Прихожу домой. Ставлю цветы в воду, медленно умываюсь. Надеваю свою голубую рубашку. И снова бреду на другой конец гетто, к большому гладкому порогу.
Лицо Эстер еще бледное, белое и сливается с ромашками.
Мы идем в наш двор.
Мне можно сидеть, и я сажусь на бревно, а Эстер забирается на свой деревянный ящик. Она раскладывает букет: сама в середине, вокруг- цветы.
— Это не я, — говорю я Эстер. — Это все, кто со мной работает. Каждый принес по одной ромашке, и видишь, как много цветов?
Она молча кивает. Когда Эстер встряхивает головой, ее пепельные волосы колышутся, как вода в реке, как спелые хлеба в поле.
Эстер выбирает самый большой цветок, держит его в руках и смотрит на меня. Почему она так долго смотрит, не притрагиваясь к лепесткам ромашки?
— Мы уже большие? — спрашивает Эстер.
— Конечно, — говорю я.
— Мы почти что взрослые, правд?
— Конечно, правда.
— Ведь нам с тобой уже тридцать три с половиной…
— Нам с тобой уже много лет, конечно. И мы даже можем их сосчитать, — тихо добавляю я, сжимая левую руку.
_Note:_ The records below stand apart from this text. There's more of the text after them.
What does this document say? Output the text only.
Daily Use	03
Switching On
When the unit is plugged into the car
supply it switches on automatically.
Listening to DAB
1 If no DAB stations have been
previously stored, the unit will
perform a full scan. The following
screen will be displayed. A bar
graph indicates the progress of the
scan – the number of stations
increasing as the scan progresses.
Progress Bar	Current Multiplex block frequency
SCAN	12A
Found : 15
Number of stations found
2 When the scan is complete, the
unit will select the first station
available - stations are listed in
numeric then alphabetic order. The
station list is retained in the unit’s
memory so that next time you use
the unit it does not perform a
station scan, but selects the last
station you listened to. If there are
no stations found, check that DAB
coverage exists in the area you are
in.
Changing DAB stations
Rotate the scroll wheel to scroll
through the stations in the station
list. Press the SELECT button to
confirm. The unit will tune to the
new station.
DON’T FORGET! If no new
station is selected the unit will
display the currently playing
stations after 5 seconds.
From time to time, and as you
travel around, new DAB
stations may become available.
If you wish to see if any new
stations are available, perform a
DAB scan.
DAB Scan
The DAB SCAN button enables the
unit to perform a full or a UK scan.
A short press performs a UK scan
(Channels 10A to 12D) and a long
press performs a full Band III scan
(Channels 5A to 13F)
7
— Ничего, что я такая бледная?
Я сначала сержусь, но потом отвечаю Эстер так:
— Знаешь, я закрою глаза, а ты делай что хочешь.
Я делаю вид, что зажмурился, а сам подглядываю сквозь ресницы.
Я вижу, как Эстер наклоняется к цветку, который держит в руке, а затем начинает осторожно обрывать лепестки.
Она обрывает лепестки и что-то нашептывает. Я не слышу, что она шепчет, но все равно знаю. И она, должно быть, догадывается, что я знаю.
Да — нет, да — нет…
Я должен бояться, как бы не вышло «нет».
Эстер, может быть, и вправду боится. Лепестков уже мало, и она обрывает их все медленнее.
Она — возможно… Откуда ей знать?
А я не боюсь.
Она может взять не только самый большой, она может взять любой, может взять все цветы, все подряд они скажут одно и то же слово.